My prayers for a bit more attitude are soon answered when the judges open the gates of hell and release the disqualified competitors.
These guys look way more fun. One has hectic sideburns and there’s a man wearing a gold vest. I bet he likes to party. The resentment and bitterness in the eyes of high achiever Zana gives me a taste of some of the drama this episode is missing.
Bring back Zana, stat. Photo: Seven
I’ve never seen a more perfect representation of a peanut gallery than all the ex-contestants clustered in the wings, shouting inane advice.
As I watch the contestants cook five courses while orchestral music plays, it can’t help but feel this is an inferior episode of MasterChef.
One of the judges looks like a monochromatic version of Matt Preston and the other is a less angry Marco Pierre White. The food looks solid, but it’s no 27-ingredient Heston Blumenthal dessert.
Meanwhile, I’m distracted because I forgot Paleo Pete is on the show and he’s seemingly eating everything put in front of him. I don’t think cavemen had Pandan pudding with tapioca, Pete.
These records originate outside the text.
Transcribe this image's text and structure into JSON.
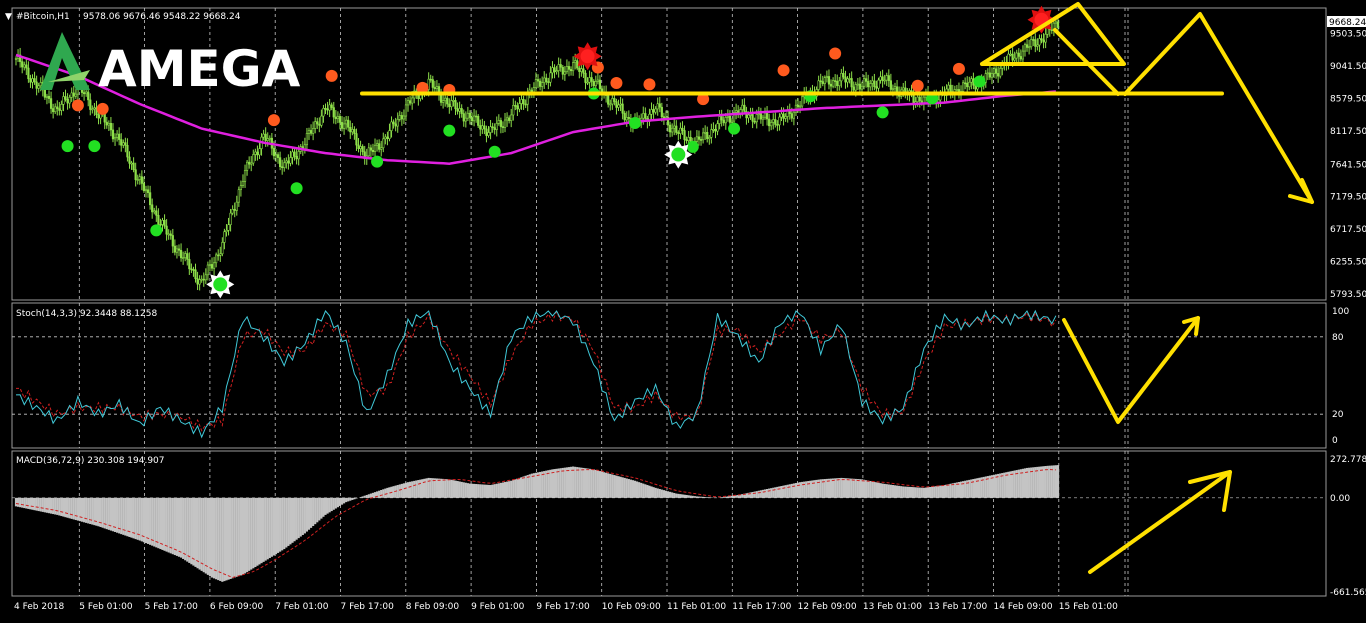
{
  "header": {
    "symbol": "#Bitcoin,H1",
    "ohlc": "9578.06 9676.46 9548.22 9668.24"
  },
  "logo": {
    "text": "AMEGA"
  },
  "colors": {
    "background": "#000000",
    "candle": "#8ee04a",
    "ma": "#e020e0",
    "support": "#ffe000",
    "buy_signal": "#22e022",
    "sell_signal": "#ff5a1e",
    "stoch_main": "#40c8d8",
    "stoch_signal": "#d02020",
    "macd_hist": "#c4c4c4"
  },
  "chart_data": [
    {
      "type": "candlestick",
      "panel": "price",
      "symbol": "#Bitcoin,H1",
      "last_price_label": "9668.24",
      "y_ticks": [
        "9503.50",
        "9041.50",
        "8579.50",
        "8117.50",
        "7641.50",
        "7179.50",
        "6717.50",
        "6255.50",
        "5793.50"
      ],
      "ylim": [
        5793.5,
        9800
      ],
      "close_path": [
        [
          0,
          9150
        ],
        [
          10,
          8780
        ],
        [
          20,
          8400
        ],
        [
          30,
          8750
        ],
        [
          40,
          8350
        ],
        [
          50,
          8000
        ],
        [
          60,
          7400
        ],
        [
          70,
          6800
        ],
        [
          80,
          6350
        ],
        [
          90,
          5950
        ],
        [
          100,
          6500
        ],
        [
          110,
          7450
        ],
        [
          120,
          8050
        ],
        [
          130,
          7600
        ],
        [
          140,
          7950
        ],
        [
          150,
          8450
        ],
        [
          160,
          8200
        ],
        [
          170,
          7750
        ],
        [
          180,
          8050
        ],
        [
          190,
          8500
        ],
        [
          200,
          8800
        ],
        [
          210,
          8500
        ],
        [
          220,
          8300
        ],
        [
          230,
          8100
        ],
        [
          240,
          8350
        ],
        [
          250,
          8700
        ],
        [
          260,
          8950
        ],
        [
          270,
          9050
        ],
        [
          280,
          8800
        ],
        [
          290,
          8500
        ],
        [
          300,
          8200
        ],
        [
          310,
          8450
        ],
        [
          320,
          8100
        ],
        [
          330,
          7950
        ],
        [
          340,
          8200
        ],
        [
          350,
          8400
        ],
        [
          360,
          8300
        ],
        [
          370,
          8250
        ],
        [
          380,
          8500
        ],
        [
          390,
          8800
        ],
        [
          400,
          8850
        ],
        [
          410,
          8750
        ],
        [
          420,
          8850
        ],
        [
          430,
          8650
        ],
        [
          440,
          8550
        ],
        [
          450,
          8650
        ],
        [
          460,
          8750
        ],
        [
          470,
          8850
        ],
        [
          480,
          9100
        ],
        [
          490,
          9300
        ],
        [
          500,
          9500
        ],
        [
          505,
          9668
        ]
      ],
      "moving_average": [
        [
          0,
          9200
        ],
        [
          30,
          8900
        ],
        [
          60,
          8500
        ],
        [
          90,
          8150
        ],
        [
          120,
          7950
        ],
        [
          150,
          7800
        ],
        [
          180,
          7700
        ],
        [
          210,
          7650
        ],
        [
          240,
          7800
        ],
        [
          270,
          8100
        ],
        [
          300,
          8250
        ],
        [
          330,
          8320
        ],
        [
          360,
          8380
        ],
        [
          390,
          8440
        ],
        [
          420,
          8480
        ],
        [
          450,
          8520
        ],
        [
          480,
          8620
        ],
        [
          505,
          8680
        ]
      ],
      "support_level": 8650,
      "buy_signals": [
        [
          25,
          7900
        ],
        [
          38,
          7900
        ],
        [
          68,
          6700
        ],
        [
          99,
          5930
        ],
        [
          136,
          7300
        ],
        [
          175,
          7680
        ],
        [
          210,
          8120
        ],
        [
          232,
          7820
        ],
        [
          280,
          8650
        ],
        [
          300,
          8230
        ],
        [
          328,
          7890
        ],
        [
          348,
          8150
        ],
        [
          385,
          8610
        ],
        [
          420,
          8380
        ],
        [
          444,
          8580
        ],
        [
          467,
          8820
        ]
      ],
      "sell_signals": [
        [
          30,
          8480
        ],
        [
          42,
          8430
        ],
        [
          125,
          8270
        ],
        [
          153,
          8900
        ],
        [
          197,
          8730
        ],
        [
          210,
          8700
        ],
        [
          282,
          9020
        ],
        [
          291,
          8800
        ],
        [
          307,
          8780
        ],
        [
          333,
          8570
        ],
        [
          372,
          8980
        ],
        [
          397,
          9220
        ],
        [
          437,
          8760
        ],
        [
          457,
          9000
        ]
      ],
      "star_signals": [
        {
          "x": 99,
          "y": 5930,
          "kind": "buy"
        },
        {
          "x": 321,
          "y": 7780,
          "kind": "buy"
        },
        {
          "x": 277,
          "y": 9180,
          "kind": "sell"
        },
        {
          "x": 497,
          "y": 9700,
          "kind": "sell"
        }
      ]
    },
    {
      "type": "line",
      "panel": "stochastic",
      "title": "Stoch(14,3,3) 92.3448 88.1258",
      "y_ticks": [
        "100",
        "80",
        "20",
        "0"
      ],
      "ylim": [
        0,
        100
      ],
      "levels": [
        80,
        20
      ],
      "series": [
        {
          "role": "main",
          "values": [
            [
              0,
              35
            ],
            [
              10,
              25
            ],
            [
              20,
              15
            ],
            [
              30,
              30
            ],
            [
              40,
              20
            ],
            [
              50,
              28
            ],
            [
              60,
              12
            ],
            [
              70,
              25
            ],
            [
              80,
              15
            ],
            [
              90,
              5
            ],
            [
              100,
              25
            ],
            [
              110,
              95
            ],
            [
              120,
              80
            ],
            [
              130,
              60
            ],
            [
              140,
              75
            ],
            [
              150,
              100
            ],
            [
              160,
              75
            ],
            [
              170,
              20
            ],
            [
              180,
              50
            ],
            [
              190,
              90
            ],
            [
              200,
              100
            ],
            [
              210,
              60
            ],
            [
              220,
              40
            ],
            [
              230,
              20
            ],
            [
              240,
              80
            ],
            [
              250,
              95
            ],
            [
              260,
              100
            ],
            [
              270,
              92
            ],
            [
              280,
              60
            ],
            [
              290,
              15
            ],
            [
              300,
              30
            ],
            [
              310,
              40
            ],
            [
              320,
              10
            ],
            [
              330,
              20
            ],
            [
              340,
              95
            ],
            [
              350,
              80
            ],
            [
              360,
              60
            ],
            [
              370,
              90
            ],
            [
              380,
              100
            ],
            [
              390,
              70
            ],
            [
              400,
              90
            ],
            [
              410,
              30
            ],
            [
              420,
              15
            ],
            [
              430,
              25
            ],
            [
              440,
              70
            ],
            [
              450,
              95
            ],
            [
              460,
              88
            ],
            [
              470,
              97
            ],
            [
              480,
              92
            ],
            [
              490,
              98
            ],
            [
              500,
              94
            ],
            [
              505,
              92
            ]
          ]
        },
        {
          "role": "signal",
          "values": [
            [
              0,
              40
            ],
            [
              10,
              30
            ],
            [
              20,
              20
            ],
            [
              30,
              25
            ],
            [
              40,
              25
            ],
            [
              50,
              25
            ],
            [
              60,
              18
            ],
            [
              70,
              20
            ],
            [
              80,
              18
            ],
            [
              90,
              10
            ],
            [
              100,
              15
            ],
            [
              110,
              80
            ],
            [
              120,
              85
            ],
            [
              130,
              68
            ],
            [
              140,
              70
            ],
            [
              150,
              90
            ],
            [
              160,
              82
            ],
            [
              170,
              35
            ],
            [
              180,
              40
            ],
            [
              190,
              80
            ],
            [
              200,
              95
            ],
            [
              210,
              70
            ],
            [
              220,
              50
            ],
            [
              230,
              28
            ],
            [
              240,
              65
            ],
            [
              250,
              90
            ],
            [
              260,
              96
            ],
            [
              270,
              94
            ],
            [
              280,
              70
            ],
            [
              290,
              25
            ],
            [
              300,
              25
            ],
            [
              310,
              35
            ],
            [
              320,
              18
            ],
            [
              330,
              18
            ],
            [
              340,
              85
            ],
            [
              350,
              85
            ],
            [
              360,
              68
            ],
            [
              370,
              82
            ],
            [
              380,
              95
            ],
            [
              390,
              78
            ],
            [
              400,
              85
            ],
            [
              410,
              40
            ],
            [
              420,
              20
            ],
            [
              430,
              22
            ],
            [
              440,
              60
            ],
            [
              450,
              88
            ],
            [
              460,
              90
            ],
            [
              470,
              94
            ],
            [
              480,
              93
            ],
            [
              490,
              96
            ],
            [
              500,
              93
            ],
            [
              505,
              88
            ]
          ]
        }
      ]
    },
    {
      "type": "bar",
      "panel": "macd",
      "title": "MACD(36,72,9) 230.308 194.907",
      "y_ticks": [
        "272.778",
        "0.00",
        "-661.565"
      ],
      "ylim": [
        -661.565,
        272.778
      ],
      "histogram": [
        [
          0,
          -60
        ],
        [
          20,
          -120
        ],
        [
          40,
          -200
        ],
        [
          60,
          -300
        ],
        [
          80,
          -420
        ],
        [
          95,
          -560
        ],
        [
          100,
          -590
        ],
        [
          110,
          -540
        ],
        [
          120,
          -450
        ],
        [
          130,
          -360
        ],
        [
          140,
          -250
        ],
        [
          150,
          -120
        ],
        [
          160,
          -30
        ],
        [
          170,
          20
        ],
        [
          180,
          70
        ],
        [
          190,
          110
        ],
        [
          200,
          140
        ],
        [
          210,
          130
        ],
        [
          220,
          100
        ],
        [
          230,
          90
        ],
        [
          240,
          120
        ],
        [
          250,
          170
        ],
        [
          260,
          200
        ],
        [
          270,
          220
        ],
        [
          280,
          200
        ],
        [
          290,
          160
        ],
        [
          300,
          120
        ],
        [
          310,
          70
        ],
        [
          320,
          30
        ],
        [
          330,
          10
        ],
        [
          340,
          0
        ],
        [
          350,
          20
        ],
        [
          360,
          50
        ],
        [
          370,
          80
        ],
        [
          380,
          110
        ],
        [
          390,
          130
        ],
        [
          400,
          140
        ],
        [
          410,
          130
        ],
        [
          420,
          100
        ],
        [
          430,
          80
        ],
        [
          440,
          70
        ],
        [
          450,
          90
        ],
        [
          460,
          120
        ],
        [
          470,
          150
        ],
        [
          480,
          180
        ],
        [
          490,
          210
        ],
        [
          500,
          225
        ],
        [
          505,
          230
        ]
      ],
      "signal": [
        [
          0,
          -40
        ],
        [
          20,
          -90
        ],
        [
          40,
          -170
        ],
        [
          60,
          -260
        ],
        [
          80,
          -380
        ],
        [
          95,
          -500
        ],
        [
          105,
          -560
        ],
        [
          115,
          -520
        ],
        [
          125,
          -440
        ],
        [
          140,
          -300
        ],
        [
          155,
          -130
        ],
        [
          170,
          -10
        ],
        [
          185,
          50
        ],
        [
          200,
          120
        ],
        [
          215,
          130
        ],
        [
          230,
          100
        ],
        [
          250,
          150
        ],
        [
          265,
          190
        ],
        [
          280,
          200
        ],
        [
          300,
          140
        ],
        [
          320,
          50
        ],
        [
          340,
          5
        ],
        [
          360,
          35
        ],
        [
          380,
          90
        ],
        [
          400,
          130
        ],
        [
          420,
          110
        ],
        [
          440,
          75
        ],
        [
          460,
          100
        ],
        [
          480,
          160
        ],
        [
          500,
          200
        ],
        [
          505,
          195
        ]
      ]
    }
  ],
  "x_axis": {
    "labels": [
      "4 Feb 2018",
      "5 Feb 01:00",
      "5 Feb 17:00",
      "6 Feb 09:00",
      "7 Feb 01:00",
      "7 Feb 17:00",
      "8 Feb 09:00",
      "9 Feb 01:00",
      "9 Feb 17:00",
      "10 Feb 09:00",
      "11 Feb 01:00",
      "11 Feb 17:00",
      "12 Feb 09:00",
      "13 Feb 01:00",
      "13 Feb 17:00",
      "14 Feb 09:00",
      "15 Feb 01:00"
    ]
  }
}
After an hour of cooking, I’ve tuned out completely except for occasional cuts to the peanut gallery, who offer pearls of wisdom like “never give Manu a bad jus”, whatever that means.
After a whole lot of shouting at innocent crockery, we finally get to the part where the winner is announced.
Manu and Pete, who clearly ditches the Paleo diet to film. Photo: Seven
During the two hours it’s taken to get here, I’ve made hummus, watched Beyonce’s Lemonade twice, taken several phone calls and baked cookies.
I don’t care who wins anymore I just want it to end.
The girls with the rhyming names take out the top honour and I’m happy for them, really I am. What I’m not thrilled about is wasting two hours of my life.
It’s clear My Kitchen Rules is only as good as its craziest contestant. Without cattiness and bad behaviour it’s a half-baked cooking show.
Perhaps this year’s finalists were a little too vanilla in their antics, but surely someone in the editing suite could have whipped up some drama that didn’t revolve around pork belly?